Immunology chair Douglas Green, PhD, will head a new initiative for integrating immune system research into the institution’s ongoing efforts to improve diagnosis and treatment of childhood catastrophic diseases. Rodney Kiplin Guy, PhD, will head a new department of Chemical Biology and Therapeutics and lead an important new initiative for studying the molecular basis of childhood catastrophic diseases and developing new drugs to treat them. And Leslie Robison, PhD, will head the new department of Epidemiology and Cancer Control. This new department will significantly increase the ability of St. Jude to include preventive medicine in its overall goal to reduce the deaths from childhood cancer; it will also enhance the institution’s ability to do epidemiologic studies into the causes of childhood cancers.
“Over the past decade, major advances in the field of molecular biology and genetics, coupled with the development of powerful new research technologies, have made possible very productive multi-disciplinary approaches to the diagnosis and treatment of catastrophic diseases of children,” Evans said. “The appointments of Doug Green, Kip Guy and Les Robison are part of our own multidisciplinary strategy for not only staying on the cutting edge of research, but also defining the cutting edge.”
Green is a leader in the field of apoptosis and how a breakdown in this process can trigger cancer in lymphocytes and other types of cells. The Institute of Scientific Information has named him one of the most highly cited investigators in science. He most recently led the division of cellular immunology at the La Jolla Institute of Allergy and Immunology, a position he held for 15 years.
New investigators recruited by Green will include those focused on how the immune system is altered in cancer, how the immune response can fight cancer and infectious disease and how the same types of normally protective responses can cause autoimmune disease. These programs will be important to a wide range of treatment and research programs at St. Jude.

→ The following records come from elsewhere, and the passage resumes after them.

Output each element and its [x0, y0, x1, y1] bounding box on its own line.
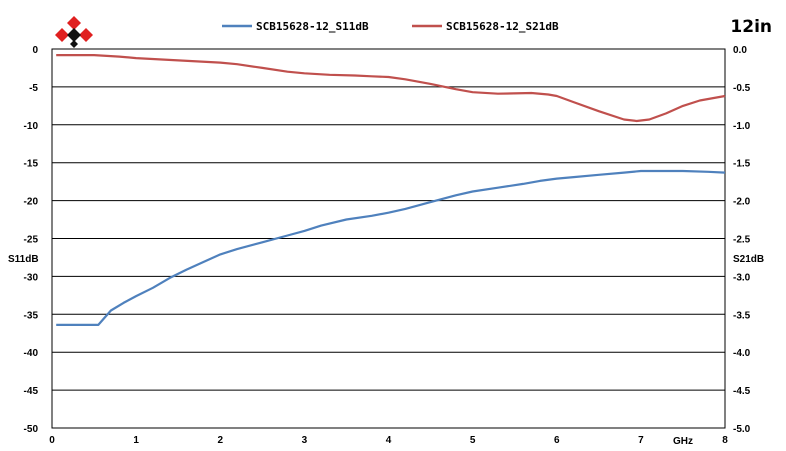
grid — [52, 48, 725, 429]
y-tick-right: -1.0 — [733, 121, 751, 132]
x-tick: 3 — [302, 435, 308, 446]
length-badge: 12in — [730, 17, 772, 37]
y-tick-left: 0 — [32, 45, 38, 56]
x-axis-label: GHz — [673, 436, 693, 447]
y-tick-right: -3.0 — [733, 272, 751, 283]
y-tick-left: -20 — [24, 197, 39, 208]
x-tick: 2 — [217, 435, 223, 446]
y-tick-right: -5.0 — [733, 424, 751, 435]
y-tick-left: -30 — [24, 272, 39, 283]
legend-label-s11: SCB15628-12_S11dB — [256, 20, 369, 33]
plot-frame — [51, 48, 726, 429]
x-tick: 1 — [133, 435, 139, 446]
logo-diamond-center — [67, 28, 81, 42]
series-line-s21 — [56, 53, 726, 123]
y-axis-left: 0 -5 -10 -15 -20 -25 -30 -35 -40 -45 -50 — [24, 45, 39, 435]
x-axis: 0 1 2 3 4 5 6 7 8 — [49, 435, 728, 446]
x-tick: 4 — [386, 435, 392, 446]
y-tick-left: -15 — [24, 159, 39, 170]
series-line-s11 — [56, 169, 726, 326]
logo-diamond-left — [55, 28, 69, 42]
logo-diamond-right — [79, 28, 93, 42]
y-axis-right-label: S21dB — [733, 254, 764, 265]
x-tick: 8 — [722, 435, 728, 446]
y-tick-left: -40 — [24, 348, 39, 359]
legend-label-s21: SCB15628-12_S21dB — [446, 20, 559, 33]
y-tick-right: -0.5 — [733, 83, 751, 94]
y-tick-right: -2.5 — [733, 235, 751, 246]
x-tick: 7 — [638, 435, 644, 446]
x-tick: 5 — [470, 435, 476, 446]
y-tick-left: -45 — [24, 386, 39, 397]
y-tick-left: -35 — [24, 310, 39, 321]
y-tick-right: -4.5 — [733, 386, 751, 397]
logo-diamond-top — [67, 16, 81, 30]
y-axis-left-label: S11dB — [8, 254, 39, 265]
legend: SCB15628-12_S11dB SCB15628-12_S21dB — [222, 20, 559, 33]
y-tick-right: -4.0 — [733, 348, 751, 359]
y-tick-right: -2.0 — [733, 197, 751, 208]
y-tick-right: -3.5 — [733, 310, 751, 321]
y-tick-left: -10 — [24, 121, 39, 132]
logo-diamond-bottom — [70, 40, 78, 48]
y-axis-right: 0.0 -0.5 -1.0 -1.5 -2.0 -2.5 -3.0 -3.5 -4.0 -4.5 -… — [733, 45, 751, 435]
brand-logo — [55, 16, 93, 48]
y-tick-left: -25 — [24, 235, 39, 246]
y-tick-left: -5 — [29, 83, 38, 94]
y-tick-right: 0.0 — [733, 45, 747, 56]
x-tick: 0 — [49, 435, 55, 446]
y-tick-right: -1.5 — [733, 159, 751, 170]
y-tick-left: -50 — [24, 424, 39, 435]
series-group — [56, 53, 726, 326]
x-tick: 6 — [554, 435, 560, 446]
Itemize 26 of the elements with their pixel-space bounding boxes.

Guy is one of the nation’s leading experts in chemical biology and synthetic organic chemistry. He was involved in the original synthesis of the cancer drug taxol at Scripps Research Institute and led the Center for Chemical Diversity at the University of California in San Francisco. As Chemical Biology chair, he will be a key investigator in efforts to identify molecules that hold promise as tools for studying childhood cancers and synthesizing novel molecules designed to offer more effective and less toxic treatments than are currently available.
“St. Jude has a unique environment with its close working relationship between clinical and basic researchers, its strong focus on catastrophic pediatric disease and its track record in implementing new therapies.” Guy said. “I’m excited to be adding the element of focused chemical research to this mix.”
Robison, a pediatric cancer epidemiologist, has been the principal investigator of the Childhood Cancer Survivor Study, a multi-institutional consortium— which will now be anchored at St. Jude—that evaluated a cohort of more than 20,000 five-year survivors of childhood cancer. He is currently associate director of the University of Minnesota Comprehensive Cancer Center and associate chair of the Children’s Oncology Group (COG). COG is a national network of institutions and investigators who care for children with cancer. Robison’s work at St. Jude will complement and expand the work of the After Completion of Therapy clinic, which follows more than 4,000 childhood cancer survivors.
“I’m very excited about the opportunity to build upon the remarkable existing strengths of the institution in establishing St. Jude as the internationally recognized leader in childhood cancer prevention and control,” Robison said.